This project was done for CS 3013: Operating Systems. The goal of this project is to introduce students to the process manipulation facilities in GNU/Linux operating systems.
For the project I wrote a C program called doit, which takes another command as an argument and executes that command. For example, executing:
would invoke the wc ("word count") command with an argument of foo.txt, which will output the number of lines, words, and bytes in the file foo.txt. After execution of the specified command has completed, doit displays statistics that show some of the system resources the command used. In particular it shows:
- the amount of CPU time used (both user and system time) in milliseconds,
- the elapsed "wall-clock" time for the command to execute in milliseconds,
- the number of times the process was preempted involuntarily (e.g. the time slice expired, preemption by higher priority process),
- the number of times the process gave up the CPU voluntarily (e.g. waiting for a resource),
- the number of major page faults, which require disk I/O,
- the number of minor page faults, which could be satisfied by reclaiming memory,
- the maximum resident set size used, in kilobytes.
Every time doit is called, it forks off a child process to run the input command, with the parent process collecting statistics while it waits for the child to finish execution. When the child exits the parent prints out the above statistics to the command line.

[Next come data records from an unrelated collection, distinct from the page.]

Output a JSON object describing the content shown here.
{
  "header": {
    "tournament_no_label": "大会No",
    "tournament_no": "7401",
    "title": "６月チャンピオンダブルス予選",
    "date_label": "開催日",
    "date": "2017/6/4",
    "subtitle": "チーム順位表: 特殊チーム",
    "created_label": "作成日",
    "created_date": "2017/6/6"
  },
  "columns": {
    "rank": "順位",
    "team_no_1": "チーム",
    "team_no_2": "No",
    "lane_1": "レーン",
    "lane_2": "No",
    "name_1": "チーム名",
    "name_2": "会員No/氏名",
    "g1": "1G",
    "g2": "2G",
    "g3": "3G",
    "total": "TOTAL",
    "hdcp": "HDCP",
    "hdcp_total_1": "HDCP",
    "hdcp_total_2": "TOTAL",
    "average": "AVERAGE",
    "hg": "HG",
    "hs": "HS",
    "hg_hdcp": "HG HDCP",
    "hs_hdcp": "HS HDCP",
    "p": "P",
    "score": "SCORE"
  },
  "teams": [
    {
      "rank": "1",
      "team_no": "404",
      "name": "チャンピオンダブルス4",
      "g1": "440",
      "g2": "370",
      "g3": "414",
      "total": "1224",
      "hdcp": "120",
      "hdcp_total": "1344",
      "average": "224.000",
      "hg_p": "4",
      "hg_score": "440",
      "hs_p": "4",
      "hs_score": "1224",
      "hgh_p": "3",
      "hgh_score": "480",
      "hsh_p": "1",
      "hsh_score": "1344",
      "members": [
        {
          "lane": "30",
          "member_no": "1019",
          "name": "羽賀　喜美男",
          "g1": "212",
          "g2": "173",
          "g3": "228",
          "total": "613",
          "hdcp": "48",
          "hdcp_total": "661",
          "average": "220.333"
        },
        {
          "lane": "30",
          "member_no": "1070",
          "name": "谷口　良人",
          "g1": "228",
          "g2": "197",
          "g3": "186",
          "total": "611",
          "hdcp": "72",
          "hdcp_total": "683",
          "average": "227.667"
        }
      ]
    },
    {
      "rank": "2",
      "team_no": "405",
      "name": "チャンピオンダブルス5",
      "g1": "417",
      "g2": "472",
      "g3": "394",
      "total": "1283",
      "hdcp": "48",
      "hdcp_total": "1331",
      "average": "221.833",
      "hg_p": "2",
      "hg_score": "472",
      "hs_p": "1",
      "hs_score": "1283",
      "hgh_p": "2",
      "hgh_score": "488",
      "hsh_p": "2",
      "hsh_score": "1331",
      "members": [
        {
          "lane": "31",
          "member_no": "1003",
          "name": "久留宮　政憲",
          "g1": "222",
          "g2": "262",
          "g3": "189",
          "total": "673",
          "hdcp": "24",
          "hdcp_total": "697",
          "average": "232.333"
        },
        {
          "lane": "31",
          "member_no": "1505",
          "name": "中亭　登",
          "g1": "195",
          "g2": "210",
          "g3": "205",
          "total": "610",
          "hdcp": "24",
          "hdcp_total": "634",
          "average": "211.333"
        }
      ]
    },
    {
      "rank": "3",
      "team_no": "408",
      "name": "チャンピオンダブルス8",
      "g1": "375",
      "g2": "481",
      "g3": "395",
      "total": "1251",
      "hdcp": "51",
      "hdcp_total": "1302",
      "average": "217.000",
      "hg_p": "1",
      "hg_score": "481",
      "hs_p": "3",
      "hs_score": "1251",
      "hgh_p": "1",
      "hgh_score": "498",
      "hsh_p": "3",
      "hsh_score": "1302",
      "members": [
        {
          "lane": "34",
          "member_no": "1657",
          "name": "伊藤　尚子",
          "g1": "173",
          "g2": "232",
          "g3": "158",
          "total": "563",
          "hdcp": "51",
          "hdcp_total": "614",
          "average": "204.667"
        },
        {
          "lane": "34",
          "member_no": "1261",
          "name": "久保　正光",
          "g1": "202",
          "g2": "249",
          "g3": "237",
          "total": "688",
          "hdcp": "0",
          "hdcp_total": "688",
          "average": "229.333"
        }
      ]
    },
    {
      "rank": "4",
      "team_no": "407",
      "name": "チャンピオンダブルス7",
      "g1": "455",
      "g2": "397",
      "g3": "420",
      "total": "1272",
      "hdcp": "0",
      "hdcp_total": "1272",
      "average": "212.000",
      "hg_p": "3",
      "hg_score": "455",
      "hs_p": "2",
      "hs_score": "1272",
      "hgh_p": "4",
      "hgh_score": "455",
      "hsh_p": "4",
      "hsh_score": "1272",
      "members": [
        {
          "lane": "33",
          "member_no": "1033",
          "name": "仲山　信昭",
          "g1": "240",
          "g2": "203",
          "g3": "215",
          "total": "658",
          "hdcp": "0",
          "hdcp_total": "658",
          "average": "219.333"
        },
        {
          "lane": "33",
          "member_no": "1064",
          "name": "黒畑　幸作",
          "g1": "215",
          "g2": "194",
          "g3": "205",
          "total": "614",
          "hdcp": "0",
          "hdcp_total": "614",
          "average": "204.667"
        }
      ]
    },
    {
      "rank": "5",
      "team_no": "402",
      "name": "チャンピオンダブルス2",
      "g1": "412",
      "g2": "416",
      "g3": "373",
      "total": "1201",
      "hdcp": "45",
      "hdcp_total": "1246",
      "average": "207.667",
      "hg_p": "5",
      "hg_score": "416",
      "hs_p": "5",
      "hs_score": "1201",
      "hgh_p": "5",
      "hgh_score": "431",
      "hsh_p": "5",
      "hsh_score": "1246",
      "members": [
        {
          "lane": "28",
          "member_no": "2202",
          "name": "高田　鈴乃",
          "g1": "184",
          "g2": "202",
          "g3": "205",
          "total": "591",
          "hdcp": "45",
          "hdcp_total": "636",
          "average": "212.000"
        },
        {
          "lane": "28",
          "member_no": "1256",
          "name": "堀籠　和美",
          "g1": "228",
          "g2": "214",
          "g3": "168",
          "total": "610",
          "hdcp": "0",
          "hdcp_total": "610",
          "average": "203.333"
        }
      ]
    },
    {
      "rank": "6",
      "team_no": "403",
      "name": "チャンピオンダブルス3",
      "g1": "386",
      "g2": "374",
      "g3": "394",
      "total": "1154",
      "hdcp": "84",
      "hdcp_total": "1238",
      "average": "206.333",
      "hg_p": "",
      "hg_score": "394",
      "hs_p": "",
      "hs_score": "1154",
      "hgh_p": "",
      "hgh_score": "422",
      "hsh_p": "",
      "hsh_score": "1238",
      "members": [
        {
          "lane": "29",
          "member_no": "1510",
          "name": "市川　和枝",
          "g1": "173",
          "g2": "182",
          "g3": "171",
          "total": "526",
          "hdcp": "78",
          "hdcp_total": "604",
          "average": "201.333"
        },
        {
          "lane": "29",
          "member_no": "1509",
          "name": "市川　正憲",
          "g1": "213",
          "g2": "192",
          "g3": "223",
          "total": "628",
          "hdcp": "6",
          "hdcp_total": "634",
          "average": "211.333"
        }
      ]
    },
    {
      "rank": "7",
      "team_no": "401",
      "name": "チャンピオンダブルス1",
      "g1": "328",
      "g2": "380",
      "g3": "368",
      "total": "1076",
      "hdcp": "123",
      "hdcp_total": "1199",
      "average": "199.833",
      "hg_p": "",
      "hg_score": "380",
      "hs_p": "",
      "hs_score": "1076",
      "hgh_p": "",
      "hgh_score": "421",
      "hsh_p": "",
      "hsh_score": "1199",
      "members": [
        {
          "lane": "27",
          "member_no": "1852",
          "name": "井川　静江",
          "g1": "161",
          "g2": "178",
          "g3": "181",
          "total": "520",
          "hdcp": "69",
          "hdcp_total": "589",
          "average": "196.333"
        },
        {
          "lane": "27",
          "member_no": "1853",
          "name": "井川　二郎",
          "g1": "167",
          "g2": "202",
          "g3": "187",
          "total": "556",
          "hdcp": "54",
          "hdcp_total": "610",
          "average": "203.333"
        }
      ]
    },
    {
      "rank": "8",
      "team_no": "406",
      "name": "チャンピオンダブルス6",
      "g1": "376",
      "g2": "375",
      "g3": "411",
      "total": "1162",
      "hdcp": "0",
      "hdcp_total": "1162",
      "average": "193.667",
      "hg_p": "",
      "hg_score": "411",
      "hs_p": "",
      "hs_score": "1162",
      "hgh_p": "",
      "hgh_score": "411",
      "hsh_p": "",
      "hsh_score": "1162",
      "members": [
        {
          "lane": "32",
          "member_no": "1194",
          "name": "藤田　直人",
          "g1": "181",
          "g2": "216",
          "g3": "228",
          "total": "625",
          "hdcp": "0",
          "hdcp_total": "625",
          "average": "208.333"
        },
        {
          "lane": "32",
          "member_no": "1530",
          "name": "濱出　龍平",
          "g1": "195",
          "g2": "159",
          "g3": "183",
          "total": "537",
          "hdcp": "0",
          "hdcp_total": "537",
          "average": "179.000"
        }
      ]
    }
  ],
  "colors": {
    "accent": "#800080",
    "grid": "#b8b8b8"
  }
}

doit also has the ability to act as a shell. Calling doit with no command line arguments will engage shell mode, and prompt the user with the default prompt string of ==>. You can enter commands into this shell just as you would with a regular GNU/Linux shell, with the exception that the doit shell will also print the same usage statistics for every command executed on it.
Shell mode has four built-in commands. These are:
- exit - causes the shell to terminate.
- cd dir - changes the active directory to dir.
- set prompt = newprompt - changes the prompt to newprompt.
- jobs - lists all background tasks.
Each line of input may not contain more than 128 characters or more than 32 distinct arguments.
Shell mode also supports background tasks, indicated by putting an ampersand ('&') character at the end of an input line. When a task runs in the background the shell does not wait for the task to complete, but instead immediately prompts the user for a new command. Note that any output from the background command will intermingle with output from the shell and other commands.
When the shell receives an exit command, it waits for each running background process to complete, then exits gracefully.